Чунда повернул стул поудобнее, чтобы облокотиться на подоконник. Достал папироску, закурил, откашлялся.

— Нам с тобой пора подумать о том, как мы будем жить зимой… Зимы здесь страшно холодные, а насчет дров пока ничего неизвестно. Теплых вещей у нас тоже нет.

— Как другие обходятся, так и мы, — сказала Рута. — Если еще об этом беспокоиться, то как же быть тем, кто на фронте? Им и в мороз и в метель придется спать под открытым небом…

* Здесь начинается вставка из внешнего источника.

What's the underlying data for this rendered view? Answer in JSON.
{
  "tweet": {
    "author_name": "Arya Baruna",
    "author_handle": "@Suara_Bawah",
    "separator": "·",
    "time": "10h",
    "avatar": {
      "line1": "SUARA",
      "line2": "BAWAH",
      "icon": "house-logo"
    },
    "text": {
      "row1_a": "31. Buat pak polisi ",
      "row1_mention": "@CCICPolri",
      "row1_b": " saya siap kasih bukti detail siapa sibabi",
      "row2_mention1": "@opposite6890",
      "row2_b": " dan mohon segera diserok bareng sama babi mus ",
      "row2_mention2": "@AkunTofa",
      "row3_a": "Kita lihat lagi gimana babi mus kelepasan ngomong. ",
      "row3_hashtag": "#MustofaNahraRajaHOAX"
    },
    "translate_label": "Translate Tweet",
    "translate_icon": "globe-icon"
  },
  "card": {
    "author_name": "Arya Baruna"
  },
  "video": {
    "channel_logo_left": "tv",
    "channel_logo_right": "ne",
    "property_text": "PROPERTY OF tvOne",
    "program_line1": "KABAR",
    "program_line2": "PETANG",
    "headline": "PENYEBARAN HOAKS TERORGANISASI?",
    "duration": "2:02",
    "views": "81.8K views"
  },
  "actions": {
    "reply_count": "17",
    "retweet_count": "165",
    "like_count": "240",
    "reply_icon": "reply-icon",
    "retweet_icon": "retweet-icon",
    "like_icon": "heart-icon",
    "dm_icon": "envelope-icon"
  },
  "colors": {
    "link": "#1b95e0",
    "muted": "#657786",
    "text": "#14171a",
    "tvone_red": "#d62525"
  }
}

— Это совсем из другой оперы, Рута. Никто и не говорит, что фронтовые условия нужно считать нормальными. Но когда есть возможность устроиться лучше, почему ею не воспользоваться? Я не могу понять, для чего нам оставаться на зиму именно здесь. Местные жители — другое дело, но ведь мы приезжие, у нас нет ни своей обстановки, ни своего угла, за который стоило бы держаться. Поэтому мы не проиграем, если переедем в другие места, где потеплее. Осенью многие задумаются над этим, но тогда будет поздно. Если ехать, то ехать сейчас, пока тепло. И пока меньше народу едет.

— А куда ты собираешься?

— Хорошо бы в Ташкент или Алма-Ату.

— Ты это серьезно?

— Что за вопрос? В нашем положении это самое разумное.

«Никаких сомнений. Полная уверенность в своей правоте».

— Так. А других планов у тебя нет?

— Нет… Какие еще могут быть планы? Главное, чтобы тебе было хорошо.

— О том, что для меня хорошо, разреши знать мне самой, — почти грубо ответила Рута. — Ты лучше подумай о себе. Тебе известно, что сейчас происходит в области?

— А что?

— Ты не слышал об организации латышской дивизии?

— А, дивизия? Да, конечно, это само собой. Здоровым людям тут и рассуждать нечего. Но только я не думаю, что в дивизию будут брать туберкулезных. Я ведь на днях был у врача. Понимаешь, оказывается, у меня в легких процесс. Теперь, если я даже буду просить, меня все равно не возьмут. Им и здоровых хватит.

— Покажи заключение врача.

— Справку он еще не написал.

— Зачем ты врешь, Эрнест?

— Вот те на, опять «врешь». — Он пожал плечами. — Какой мне смысл тебя обманывать? С тобой я всегда…

— Не сваливай, пожалуйста, на здоровье. Его у тебя хоть отбавляй. Ты просто притворяешься, ты дрожишь за свою шкуру и готов спрятаться в щель, лишь бы не идти на фронт.

— Послушай, Рута… — торопливо заговорил Чунда. — Я тебя все-таки не понимаю. Скажи лучше прямо: ты гонишь меня на фронт, чтобы меня там убили, чтобы избавиться от меня? Я тебе надоел?

— Да, надоел! Такой, какой ты сейчас, надоел. Такого я больше не желаю видеть ни единого дня, даже часа.

— Веселенькое дело… Ну, этого я от тебя не ожидал.

— Ответь мне на один вопрос, больше мне от тебя ничего не нужно. Пойдешь ты в дивизию или будешь разыгрывать больного?

— Я уезжаю и думаю, что ты сделаешь то же самое.

— Я-то непременно уеду, но только в другую сторону.

— Интересно, куда это? — Чунда попробовал улыбнуться, хотя ему было не до улыбок. — Может, будем попутчиками?

Рута встала.

— Я еду в дивизию. Это единственное место, куда я согласна ехать вместе с тобой.